バイオ産業の場合、医療製品の許認可審査期間を従来の400日前後から240日へと大幅に短縮し、バイオシミラーの臨床3相の免除基準を設けるなど、規制革新を推進する。メガプロジェクト樹立のための金融支援とともに、先端医療機器の開発のためのR&D投資を増やし、グローバルへの進出基盤を強化する計画だ。
ゲーム、フード、ビューティーなどKカルチャー産業も主要な成長動力として海外市場への輸出戦略を多角化する。インディーズゲームの企画と開発を支援し、ハラール認証の拡大などを通じてKフードの有望市場進出を支援する。特に、韓中経済長官会議などを契機に、韓国映画の中国封切りやゲーム版号(Version Number)発給の拡大を推進し、海外での知識財産権保護支援も強化する。

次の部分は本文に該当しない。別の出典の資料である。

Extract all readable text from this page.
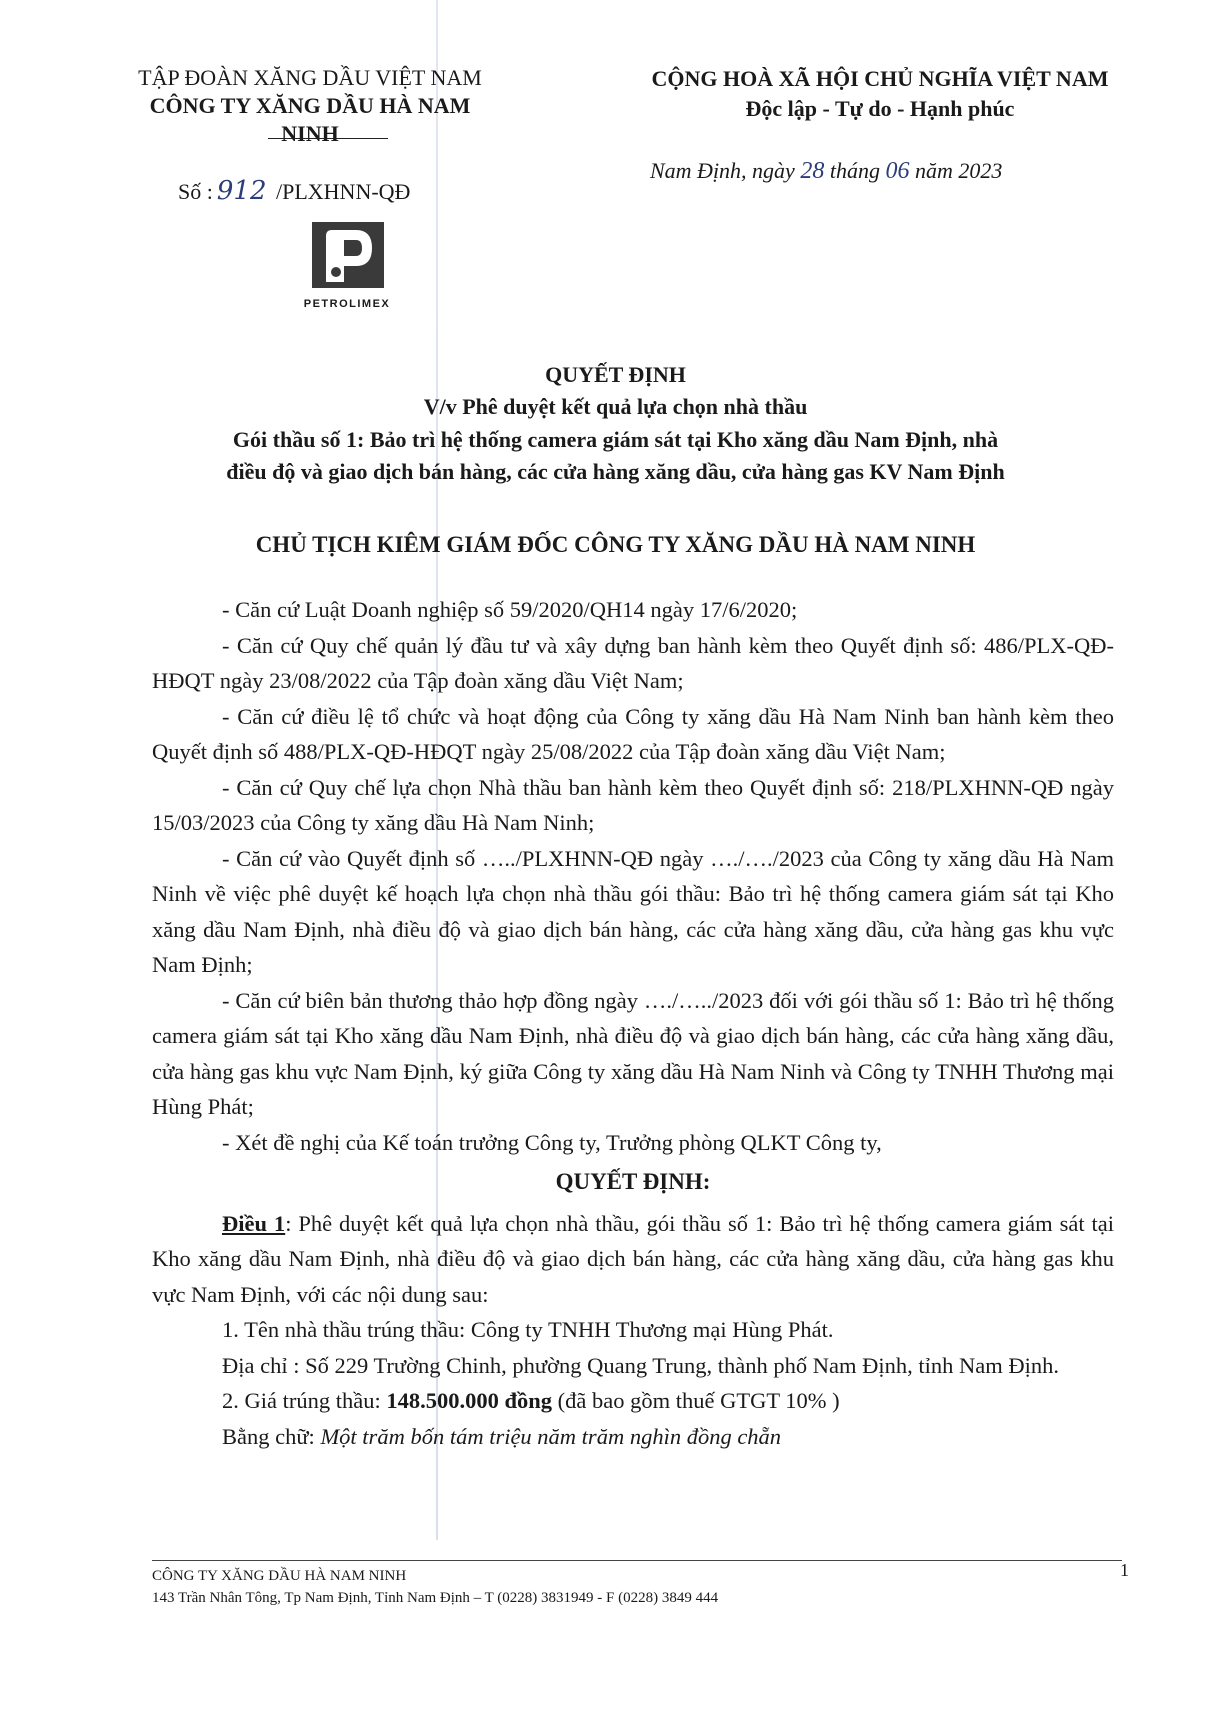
TẬP ĐOÀN XĂNG DẦU VIỆT NAM
CÔNG TY XĂNG DẦU HÀ NAM NINH
CỘNG HOÀ XÃ HỘI CHỦ NGHĨA VIỆT NAM
Độc lập - Tự do - Hạnh phúc
Số : 912 /PLXHNN-QĐ
Nam Định, ngày 28 tháng 06 năm 2023
PETROLIMEX
QUYẾT ĐỊNH
V/v Phê duyệt kết quả lựa chọn nhà thầu
Gói thầu số 1: Bảo trì hệ thống camera giám sát tại Kho xăng dầu Nam Định, nhà
điều độ và giao dịch bán hàng, các cửa hàng xăng dầu, cửa hàng gas KV Nam Định
CHỦ TỊCH KIÊM GIÁM ĐỐC CÔNG TY XĂNG DẦU HÀ NAM NINH

- Căn cứ Luật Doanh nghiệp số 59/2020/QH14 ngày 17/6/2020;

- Căn cứ Quy chế quản lý đầu tư và xây dựng ban hành kèm theo Quyết định số: 486/PLX-QĐ-HĐQT ngày 23/08/2022 của Tập đoàn xăng dầu Việt Nam;

- Căn cứ điều lệ tổ chức và hoạt động của Công ty xăng dầu Hà Nam Ninh ban hành kèm theo Quyết định số 488/PLX-QĐ-HĐQT ngày 25/08/2022 của Tập đoàn xăng dầu Việt Nam;

- Căn cứ Quy chế lựa chọn Nhà thầu ban hành kèm theo Quyết định số: 218/PLXHNN-QĐ ngày 15/03/2023 của Công ty xăng dầu Hà Nam Ninh;

- Căn cứ vào Quyết định số …../PLXHNN-QĐ ngày …./…./2023 của Công ty xăng dầu Hà Nam Ninh về việc phê duyệt kế hoạch lựa chọn nhà thầu gói thầu: Bảo trì hệ thống camera giám sát tại Kho xăng dầu Nam Định, nhà điều độ và giao dịch bán hàng, các cửa hàng xăng dầu, cửa hàng gas khu vực Nam Định;

- Căn cứ biên bản thương thảo hợp đồng ngày …./…../2023 đối với gói thầu số 1: Bảo trì hệ thống camera giám sát tại Kho xăng dầu Nam Định, nhà điều độ và giao dịch bán hàng, các cửa hàng xăng dầu, cửa hàng gas khu vực Nam Định, ký giữa Công ty xăng dầu Hà Nam Ninh và Công ty TNHH Thương mại Hùng Phát;

- Xét đề nghị của Kế toán trưởng Công ty, Trưởng phòng QLKT Công ty,

QUYẾT ĐỊNH:

Điều 1: Phê duyệt kết quả lựa chọn nhà thầu, gói thầu số 1: Bảo trì hệ thống camera giám sát tại Kho xăng dầu Nam Định, nhà điều độ và giao dịch bán hàng, các cửa hàng xăng dầu, cửa hàng gas khu vực Nam Định, với các nội dung sau:

1. Tên nhà thầu trúng thầu: Công ty TNHH Thương mại Hùng Phát.

Địa chỉ : Số 229 Trường Chinh, phường Quang Trung, thành phố Nam Định, tỉnh Nam Định.

2. Giá trúng thầu: 148.500.000 đồng (đã bao gồm thuế GTGT 10% )

Bằng chữ: Một trăm bốn tám triệu năm trăm nghìn đồng chẵn

CÔNG TY XĂNG DẦU HÀ NAM NINH
143 Trần Nhân Tông, Tp Nam Định, Tỉnh Nam Định – T (0228) 3831949 - F (0228) 3849 444
1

伝統的な主力産業である石油化学および鉄鋼産業については、低炭素・高付加価値構造への転換を通じて競争力を高める。石油化学は事業再編の際、税制支援を拡大し、AIを活用した工程の革新に総力を傾ける。鉄鋼産業も水素還元製鉄の実証R&Dを重点的に推進し、鉄鋼AX(人工知能転換)を強化して工程管理を高度化していく方針だ。